Während unseres Abendessens hören wir draußen lautes, rhythmisches Rufen. Vielleicht eine Demonstration? Fußballfans, so die Auskunft der Kellner, die flugs zum Ausgang der Blumenpassage geeilt sind, um Neuigkeiten aufzuschnappen. Gleich gehen mir die Bilder durch den Kopf, die in den letzten Monaten durch die Medien gegangen sind, mit Wasserwerfereinsätzen und Tränengasneben auf dem Taksim-Platz und der schmalen İstiklâl. Hoffentlich wird heute alles friedlich bleiben!

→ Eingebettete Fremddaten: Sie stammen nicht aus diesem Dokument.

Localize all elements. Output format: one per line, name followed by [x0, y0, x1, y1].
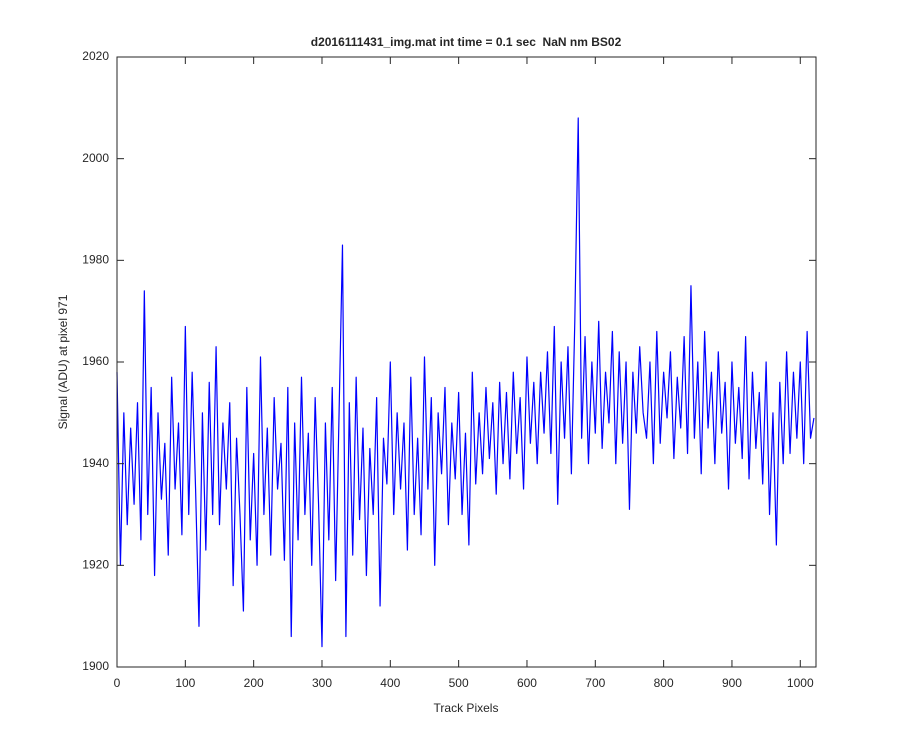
x-tick-label: 100: [175, 676, 195, 690]
x-tick-label: 400: [380, 676, 400, 690]
x-tick-label: 600: [517, 676, 537, 690]
y-axis-label: Signal (ADU) at pixel 971: [56, 294, 70, 429]
x-tick-label: 800: [654, 676, 674, 690]
chart-title: d2016111431_img.mat int time = 0.1 sec N…: [311, 35, 622, 49]
y-tick-label: 1920: [82, 558, 109, 572]
data-line: [116, 117, 815, 648]
y-tick-label: 1960: [82, 354, 109, 368]
x-tick-label: 0: [114, 676, 121, 690]
x-tick-label: 1000: [787, 676, 814, 690]
x-tick-label: 500: [449, 676, 469, 690]
y-tick-label: 1980: [82, 253, 109, 267]
x-axis-label: Track Pixels: [434, 701, 499, 715]
x-tick-label: 300: [312, 676, 332, 690]
y-tick-label: 2000: [82, 151, 109, 165]
x-tick-label: 700: [585, 676, 605, 690]
x-tick-label: 900: [722, 676, 742, 690]
x-tick-label: 200: [244, 676, 264, 690]
y-tick-label: 1900: [82, 659, 109, 673]
y-tick-label: 1940: [82, 456, 109, 470]
y-tick-label: 2020: [82, 49, 109, 63]
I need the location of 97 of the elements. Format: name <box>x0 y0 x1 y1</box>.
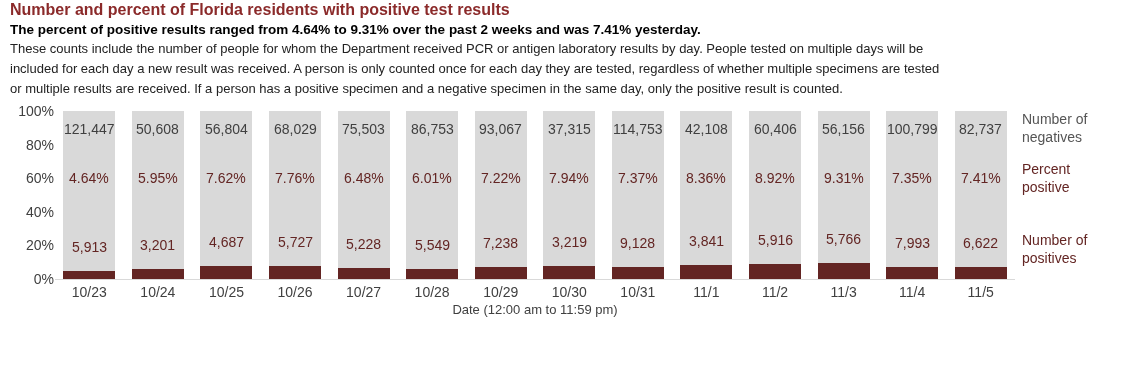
x-tick-label: 10/27 <box>346 283 382 300</box>
chart-title: Number and percent of Florida residents with positive test results <box>10 0 511 20</box>
annotation: 6.48% <box>344 170 384 186</box>
bar <box>886 111 939 267</box>
bar <box>200 266 253 279</box>
annotation: 82,737 <box>959 121 1003 137</box>
bar <box>200 111 253 267</box>
bar <box>954 111 1007 267</box>
annotation: 5.95% <box>138 170 178 186</box>
x-axis-title: Date (12:00 am to 11:59 pm) <box>452 302 618 318</box>
annotation: 50,608 <box>136 121 180 137</box>
annotation: 3,841 <box>689 233 725 249</box>
bar <box>954 266 1007 279</box>
x-tick-label: 10/31 <box>620 283 656 300</box>
x-tick-label: 10/25 <box>208 283 245 300</box>
bar <box>543 265 596 279</box>
bar <box>611 266 664 279</box>
annotation: 5,727 <box>278 234 314 250</box>
annotation: 8.36% <box>686 170 726 186</box>
annotation: 9,128 <box>620 235 656 251</box>
annotation: 3,201 <box>140 237 176 253</box>
annotation: 7.22% <box>481 170 521 186</box>
chart-subtitle: The percent of positive results ranged from 4.64% to 9.31% over the past 2 weeks and was 7.41% yesterday. <box>10 21 702 39</box>
annotation: 42,108 <box>685 121 729 137</box>
text: Percent positive <box>1022 161 1071 196</box>
bar <box>268 111 322 266</box>
bar <box>748 264 802 279</box>
bar <box>63 271 116 279</box>
annotation: 121,447 <box>64 121 115 137</box>
annotation: 9.31% <box>824 170 864 186</box>
annotation: 5,916 <box>758 232 794 248</box>
annotation: 4,687 <box>209 234 245 250</box>
bar <box>337 268 390 279</box>
bar <box>131 269 184 279</box>
annotation: 7,238 <box>483 235 519 251</box>
bar <box>131 111 184 269</box>
annotation: 93,067 <box>479 121 523 137</box>
annotation: 100,799 <box>887 121 938 137</box>
annotation: 6.01% <box>412 170 452 186</box>
y-tick-label: 20% <box>25 237 54 254</box>
annotation: 5,228 <box>346 236 382 252</box>
annotation: 86,753 <box>411 121 455 137</box>
annotation: 7.37% <box>618 170 658 186</box>
x-tick-label: 11/3 <box>830 283 857 300</box>
y-tick-label: 80% <box>25 136 54 153</box>
x-tick-label: 10/26 <box>277 283 313 300</box>
bar <box>817 263 870 279</box>
x-tick-label: 10/24 <box>140 283 176 300</box>
annotation: 7.94% <box>549 170 589 186</box>
x-tick-label: 11/4 <box>899 283 926 300</box>
x-tick-label: 10/29 <box>483 283 519 300</box>
annotation: 68,029 <box>274 121 318 137</box>
annotation: 6,622 <box>963 235 999 251</box>
x-tick-label: 10/23 <box>71 283 108 300</box>
annotation: 7.35% <box>892 170 932 186</box>
bar <box>886 266 939 279</box>
bar <box>406 111 459 269</box>
annotation: 7,993 <box>895 235 931 251</box>
annotation: 4.64% <box>69 170 109 186</box>
annotation: 7.62% <box>206 170 246 186</box>
annotation: 3,219 <box>552 234 588 250</box>
annotation: 56,804 <box>205 121 249 137</box>
x-tick-label: 11/2 <box>761 283 789 300</box>
y-tick-label: 40% <box>25 203 54 220</box>
annotation: 5,913 <box>72 239 108 255</box>
bar <box>817 111 870 264</box>
series-label: Number of positives <box>1022 232 1088 267</box>
bar <box>611 111 664 267</box>
text: These counts include the number of people for whom the Department received PCR or antigen laboratory results by day. People tested on multiple days will be included for each day a new result was received. A person is only counted once for each day they are tested, regardless of whether multiple specimens are tested or multiple results are received. If a person has a positive specimen and a negative specimen in the same day, only the positive result is counted. <box>10 40 941 98</box>
y-tick-label: 100% <box>18 102 54 119</box>
x-tick-label: 11/5 <box>967 283 995 300</box>
annotation: 8.92% <box>755 170 795 186</box>
y-tick-label: 0% <box>33 270 54 287</box>
bar <box>748 111 802 265</box>
series-label: Number of negatives <box>1022 111 1088 146</box>
bar <box>474 266 527 279</box>
y-tick-label: 60% <box>25 170 54 187</box>
annotation: 37,315 <box>548 121 592 137</box>
bar <box>680 264 733 279</box>
annotation: 5,549 <box>415 237 451 253</box>
bar <box>268 265 322 279</box>
annotation: 7.41% <box>961 170 1001 186</box>
annotation: 56,156 <box>822 121 866 137</box>
bar <box>63 111 116 272</box>
annotation: 60,406 <box>754 121 798 137</box>
bar <box>337 111 390 269</box>
annotation: 5,766 <box>826 231 862 247</box>
bar <box>680 111 733 265</box>
bar <box>543 111 596 266</box>
bar <box>474 111 527 267</box>
annotation: 114,753 <box>613 121 663 137</box>
x-tick-label: 10/30 <box>551 283 588 300</box>
annotation: 75,503 <box>342 121 386 137</box>
annotation: 7.76% <box>275 170 315 186</box>
x-tick-label: 10/28 <box>414 283 450 300</box>
bar <box>406 268 459 279</box>
x-tick-label: 11/1 <box>693 283 720 300</box>
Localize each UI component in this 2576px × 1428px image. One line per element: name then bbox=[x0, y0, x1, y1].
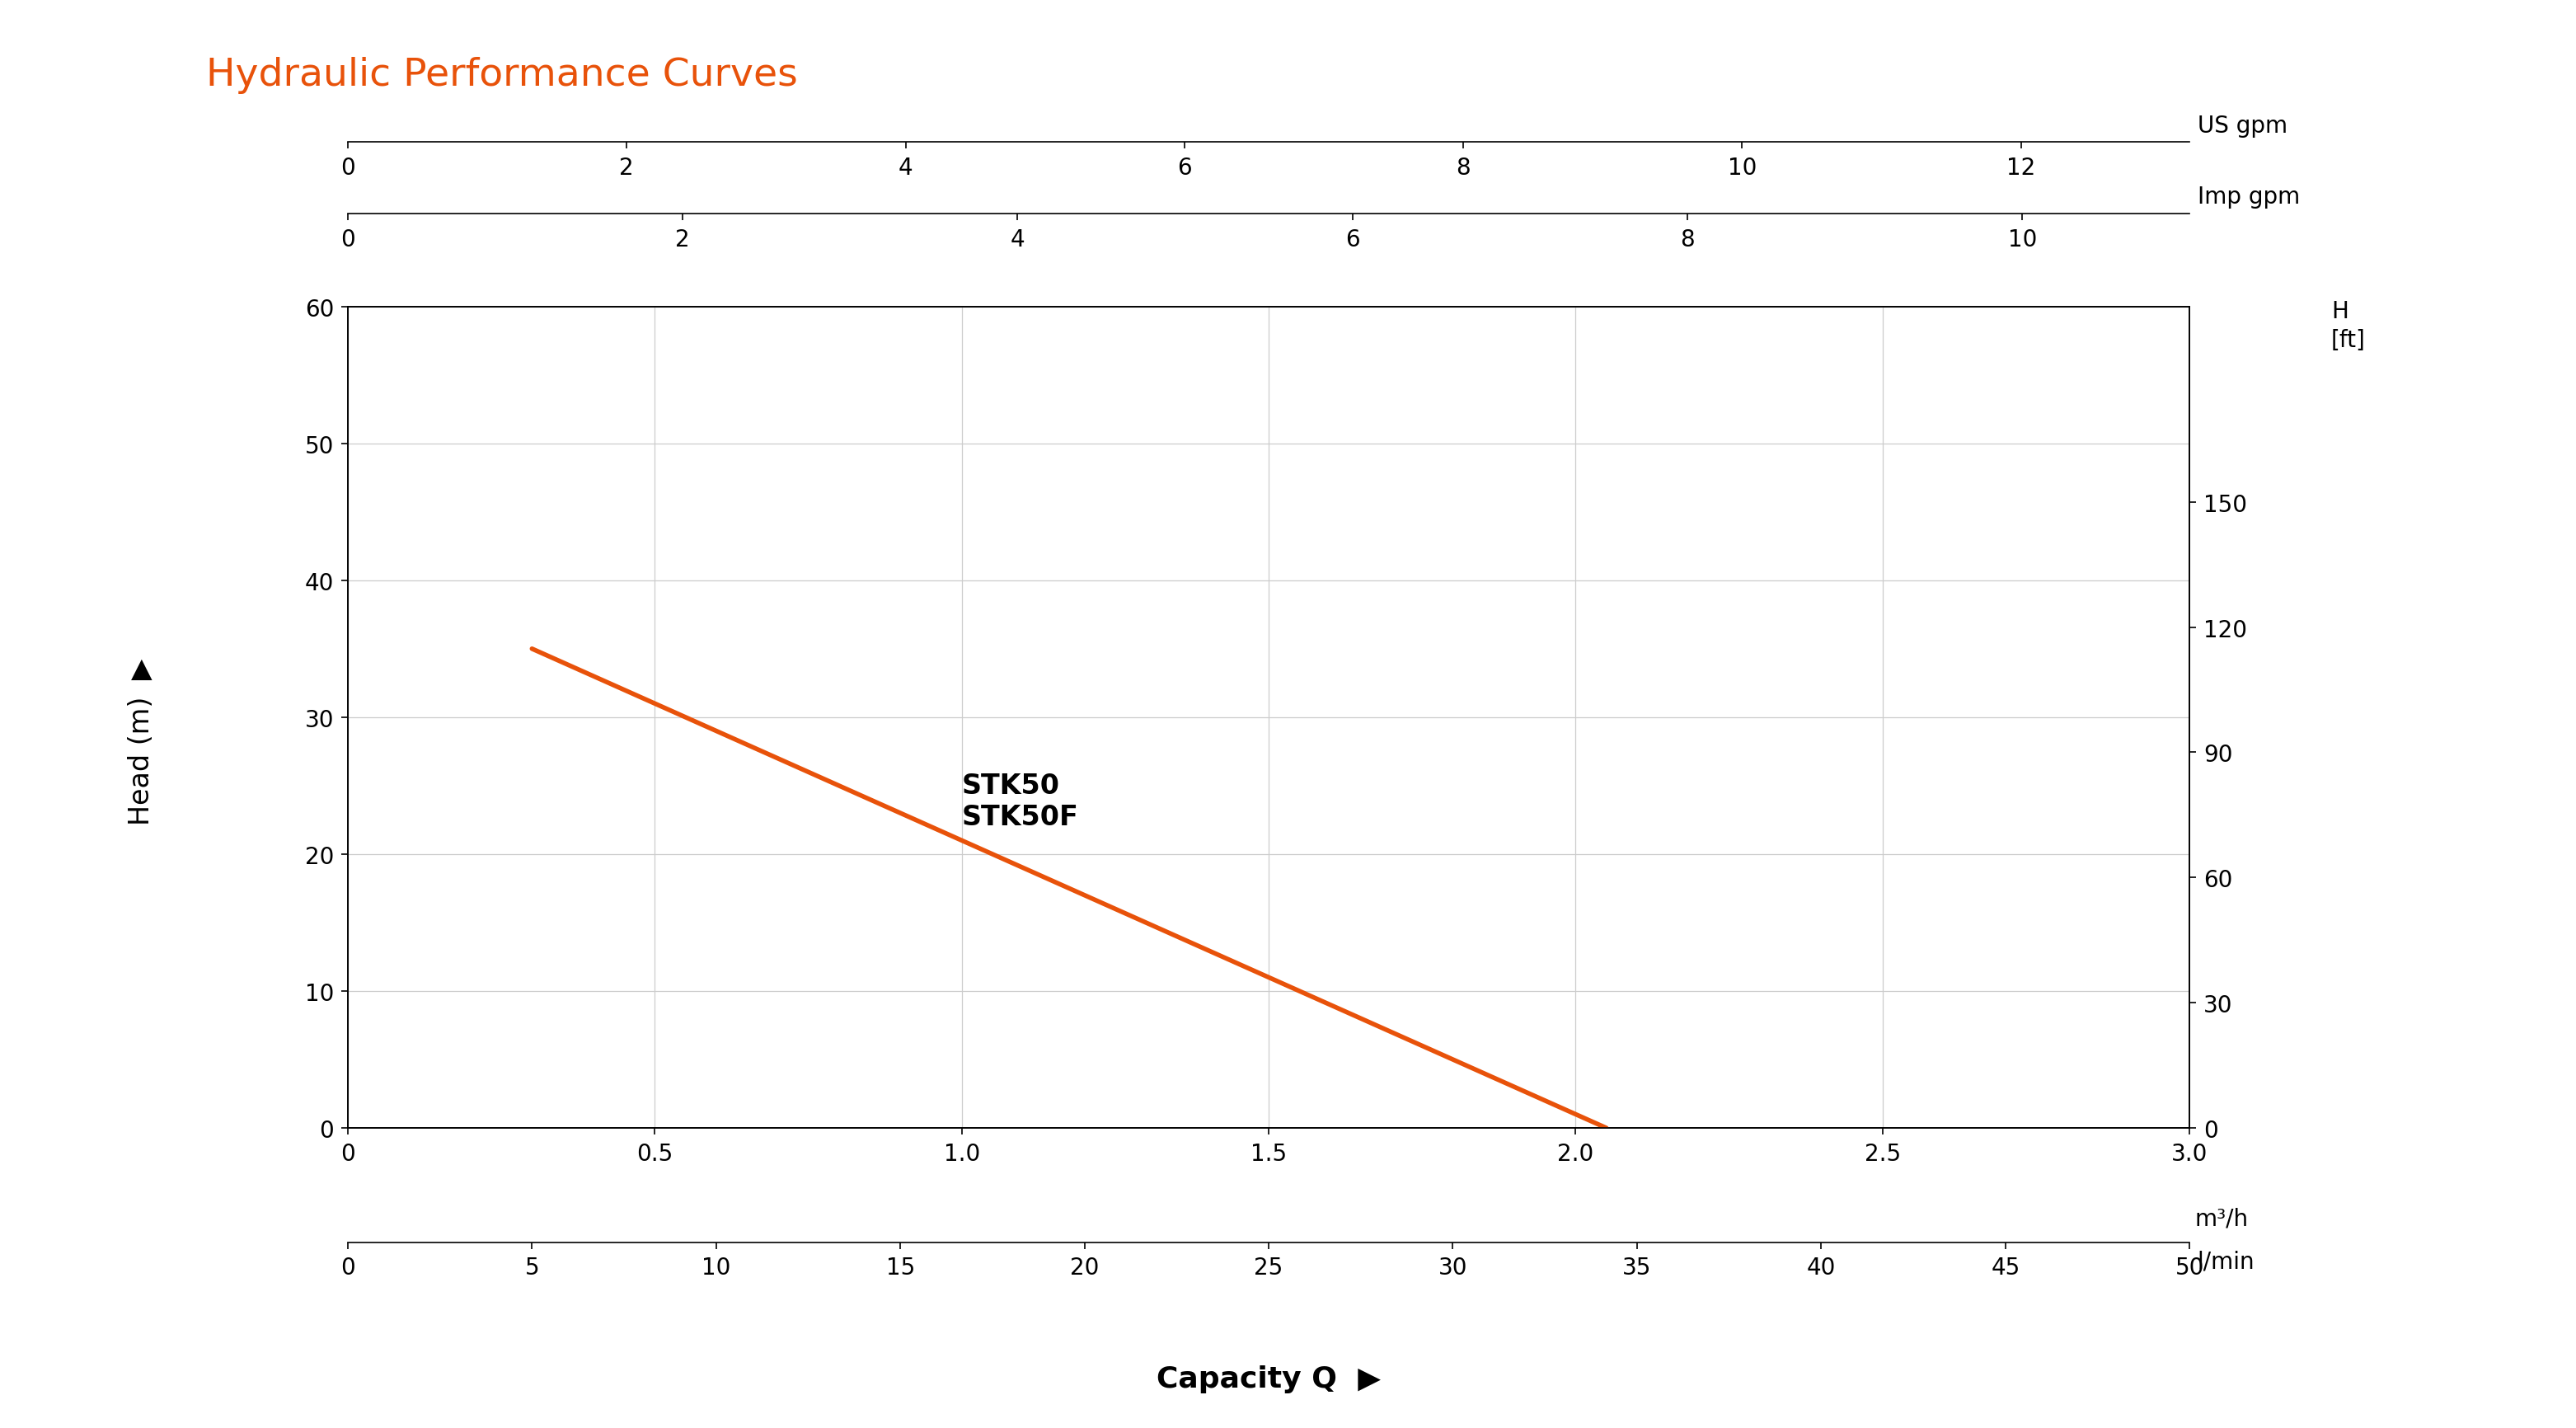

Der Lärm draußen verstummt schon bald, und so können wir einigermaßen beruhigt noch eine Weile hier sitzen und den Tag ausklingen lassen.
Ich bin froh, als wir später den überfüllten zweiten Teil der İstiklâl überwunden haben. Der Taksim-Platz ist fast zur Gänze von Polizisten – Mann neben Mann - abgesperrt, etliche Wasserwerfer und anderes Polizeigerät stehen an einer Ecke. Wie wir später erfahren, hatten Fußballfans verschiedener Vereine dagegen protestiert, dass man neuerdings durch ein neues Ticketsystem sehr viele persönliche Daten preisgeben muss. Von den Protestierern ist weit und breit nichts mehr zu sehen.
Weiträumig müssen wir den großen Platz nun umrunden, um schließlich in die Straße zu unserem Hotel abzubiegen. Kurz davor quert ein Schuhputzer unseren Weg, eine Bürste ist ihm heruntergefallen. Alex hebt sie auf, überreicht sie dem jungen Mann, der sich lächelnd bedankt, sich flugs vor mich hinsetzt, einen meiner Füße auf seine Putzvorrichtung hebt und anfängt, den Schuh mit einer Bürste zu bearbeiten. Währenddessen erzählt er uns die Geschichte seiner schwangeren Frau kurz vor der Niederkunft, die einen Kaiserschnitt erwartet, der 3000 TL kosten wird, also 1000 Euro, wie er umrechnet. Er müsse sehr hart dafür arbeiten. Mein zweiter Schuh ist mittlerweile auch fertig, und ohne mit der Wimper zu zucken verlangt er 80 TL, fast 30 Euro. Wir müssen ihn ziemlich ungläubig angeschaut haben, denn er verbessert sich rasch auf 18 TL, sein Englisch sei nicht gut. Noch immer sind wir perplex, haben wir die Leistung doch gar nicht bestellt. Mittlerweile mischt sich ein telefonierender Passant ein. Woher wir kämen? – Aus Deutschland. – Daraufhin redet er auf den Schuhputzer ein, dessen Preis jetzt plötzlich nur noch bei 8 TL liegt. Die geben wir ihm schließlich und gut ist. Ich bin froh, als wir wieder im Hotel sind. Schön war unser Tag, gespickt mit vielen Impressionen. Müde sind wir jetzt von all dem prallen Leben. Eine Pause gibt es in Istanbul nur nachts, zu Hause oder im Hotel.